Ich stand auf, schlürfte ins Bad und putze mir die Zähne, stylte meine Haare irgendwie, zog mich um und ging dann in die Küche.
Obwohl ich alleine lebte hatte ich eine recht große Wohnung: es war kein Luxusapartment, aber auch keine Bruchbude. Sie war größer als eine Einzelperson es benötigte und hatte mehr Zimmer als ich benutzte. Für zwei oder sogar drei Leute wäre die Wohnung ideal, aber viele Leute konnten sich so etwas vermutlich gar nicht erst leisten.
Ich kochte mir einen Tee und aß ein Brötchen, als ich einigermaßen munter war schlug ich meinen Terminkalender auf, der nicht ganz so voll war wie der meiner Managerin. Ich schrieb mir meistens nur die Pausen zwischen den Terminen auf, was definitiv nicht gerade viele waren. Auch heute sah das mit den Pausen eher mangelhaft aus, aber dafür hatte ich Samstag und Sonntag einmal frei. Das war ziemlich selten.
Es klingelte an der Tür - ohne Zweifel meine Managerin, die immer punkt halb sieben bei mir auf der Matte stand und mir den heutigen Plan erklärte. Der Tag an dem sie einmal auch nur eine einzige Minute zu spät kommen würde, war der Tag an dem wahrscheinlich die Welt untergehen würde.
Gähnend öffnete ich die Tür und Anna schob sich an mir vorbei in Wohnung. 
Anna war eine recht kleine und zierliche Frau mit dunklen Haaren, die sie immer zu einen Zopf gebunden hatte, einer Brille und dem typischen Manager aussehen: dunkelblauer glatter knielanger Rock, weißes Hemd, dunkelblaue Anzugjacke und rote Krawatte. Ein wenig erinnerte sie mich an eine Stewardess, abgesehen von der Krawatte und dem fehlenden Hut.

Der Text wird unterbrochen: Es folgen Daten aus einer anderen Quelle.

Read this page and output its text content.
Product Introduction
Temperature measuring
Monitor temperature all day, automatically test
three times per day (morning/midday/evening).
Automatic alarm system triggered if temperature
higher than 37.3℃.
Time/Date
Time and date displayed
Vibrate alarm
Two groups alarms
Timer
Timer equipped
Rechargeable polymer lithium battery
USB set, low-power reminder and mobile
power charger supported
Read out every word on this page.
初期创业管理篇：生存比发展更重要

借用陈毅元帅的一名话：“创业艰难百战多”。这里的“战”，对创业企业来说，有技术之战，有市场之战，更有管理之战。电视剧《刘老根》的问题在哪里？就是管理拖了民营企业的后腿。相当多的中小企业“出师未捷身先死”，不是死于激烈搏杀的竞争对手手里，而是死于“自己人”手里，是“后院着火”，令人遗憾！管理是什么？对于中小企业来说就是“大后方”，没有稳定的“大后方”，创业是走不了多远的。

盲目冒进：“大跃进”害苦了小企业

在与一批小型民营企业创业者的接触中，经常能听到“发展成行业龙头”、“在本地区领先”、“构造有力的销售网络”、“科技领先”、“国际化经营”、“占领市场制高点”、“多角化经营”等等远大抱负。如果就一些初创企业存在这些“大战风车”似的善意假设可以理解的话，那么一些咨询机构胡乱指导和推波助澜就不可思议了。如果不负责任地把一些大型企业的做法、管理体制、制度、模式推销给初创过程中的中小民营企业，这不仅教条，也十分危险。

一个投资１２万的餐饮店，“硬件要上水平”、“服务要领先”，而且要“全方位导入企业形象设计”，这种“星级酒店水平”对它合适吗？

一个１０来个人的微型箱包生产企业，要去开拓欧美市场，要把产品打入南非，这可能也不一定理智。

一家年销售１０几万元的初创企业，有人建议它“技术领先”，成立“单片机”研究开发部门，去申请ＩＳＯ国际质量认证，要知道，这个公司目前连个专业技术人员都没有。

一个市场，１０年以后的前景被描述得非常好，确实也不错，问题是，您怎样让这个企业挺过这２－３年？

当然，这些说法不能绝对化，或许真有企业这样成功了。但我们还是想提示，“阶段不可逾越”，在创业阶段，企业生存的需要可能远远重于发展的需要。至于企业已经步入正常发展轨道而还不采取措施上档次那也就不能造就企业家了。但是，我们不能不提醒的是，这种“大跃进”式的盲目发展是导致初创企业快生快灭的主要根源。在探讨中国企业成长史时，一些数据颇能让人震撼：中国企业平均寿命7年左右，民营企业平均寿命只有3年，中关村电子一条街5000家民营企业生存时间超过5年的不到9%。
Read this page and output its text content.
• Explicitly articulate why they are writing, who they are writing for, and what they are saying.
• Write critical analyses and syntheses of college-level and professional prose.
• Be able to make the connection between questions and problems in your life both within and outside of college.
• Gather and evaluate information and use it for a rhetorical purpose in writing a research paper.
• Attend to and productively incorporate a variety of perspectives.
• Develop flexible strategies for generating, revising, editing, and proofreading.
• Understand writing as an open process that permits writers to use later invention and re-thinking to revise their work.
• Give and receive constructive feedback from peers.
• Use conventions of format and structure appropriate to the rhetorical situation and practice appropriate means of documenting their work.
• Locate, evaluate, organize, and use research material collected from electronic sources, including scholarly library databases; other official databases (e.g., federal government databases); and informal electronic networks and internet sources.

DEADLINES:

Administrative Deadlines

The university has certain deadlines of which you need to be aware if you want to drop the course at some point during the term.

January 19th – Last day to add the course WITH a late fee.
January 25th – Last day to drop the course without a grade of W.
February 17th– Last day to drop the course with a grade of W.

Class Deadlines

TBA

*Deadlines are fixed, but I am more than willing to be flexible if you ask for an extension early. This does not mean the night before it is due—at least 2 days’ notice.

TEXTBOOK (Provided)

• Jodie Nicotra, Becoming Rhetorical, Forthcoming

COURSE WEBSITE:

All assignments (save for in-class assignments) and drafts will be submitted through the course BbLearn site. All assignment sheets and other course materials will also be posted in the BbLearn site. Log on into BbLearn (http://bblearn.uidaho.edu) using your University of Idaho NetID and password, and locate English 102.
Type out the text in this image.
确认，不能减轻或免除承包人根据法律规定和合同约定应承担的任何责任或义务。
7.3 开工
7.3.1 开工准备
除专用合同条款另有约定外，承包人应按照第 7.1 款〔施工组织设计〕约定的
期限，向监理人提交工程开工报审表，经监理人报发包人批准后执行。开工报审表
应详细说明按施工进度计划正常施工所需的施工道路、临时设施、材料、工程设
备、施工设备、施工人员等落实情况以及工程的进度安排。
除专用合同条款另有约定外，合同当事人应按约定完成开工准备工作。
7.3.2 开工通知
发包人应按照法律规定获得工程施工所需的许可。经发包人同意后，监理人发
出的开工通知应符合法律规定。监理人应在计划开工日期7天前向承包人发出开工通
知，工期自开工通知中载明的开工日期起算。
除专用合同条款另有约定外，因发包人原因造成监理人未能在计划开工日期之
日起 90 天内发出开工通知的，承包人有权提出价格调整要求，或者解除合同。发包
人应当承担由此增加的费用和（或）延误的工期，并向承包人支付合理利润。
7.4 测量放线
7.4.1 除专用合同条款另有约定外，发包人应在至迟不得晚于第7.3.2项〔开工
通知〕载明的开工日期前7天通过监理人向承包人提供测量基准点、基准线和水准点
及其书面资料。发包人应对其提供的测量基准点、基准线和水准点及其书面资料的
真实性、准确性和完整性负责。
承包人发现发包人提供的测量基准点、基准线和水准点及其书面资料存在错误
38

»Morgen«, murmelte ich und sie schob ihre Brille ein Stück nach oben.
»Morgen. Ausgeschlafen?«
Ich seufzte und bot ihr einen Tee an, den sie heute einmal ablehnte. Wenn sie Tee ablehnte hieß es das wir kaum Zeit hatten und es ein sehr stressiger Tag werden würde.
»Wie sieht der heutige Tag aus?«, fragte ich und trank meine Tasse Tee aus.
»Um sieben Fotoshooting, um zehn am Filmset, um drei dann...« Ich schaltete ab und hörte gar nicht mehr zu. Ich wusste doch heute würde ein stressiger Tag werden, aber morgen war ja zum Glück schon Freitag und dann hatte ich zwei wunderbare Tage frei.
»Allen? Hast du mir zugehört?«, fragte Anna streng.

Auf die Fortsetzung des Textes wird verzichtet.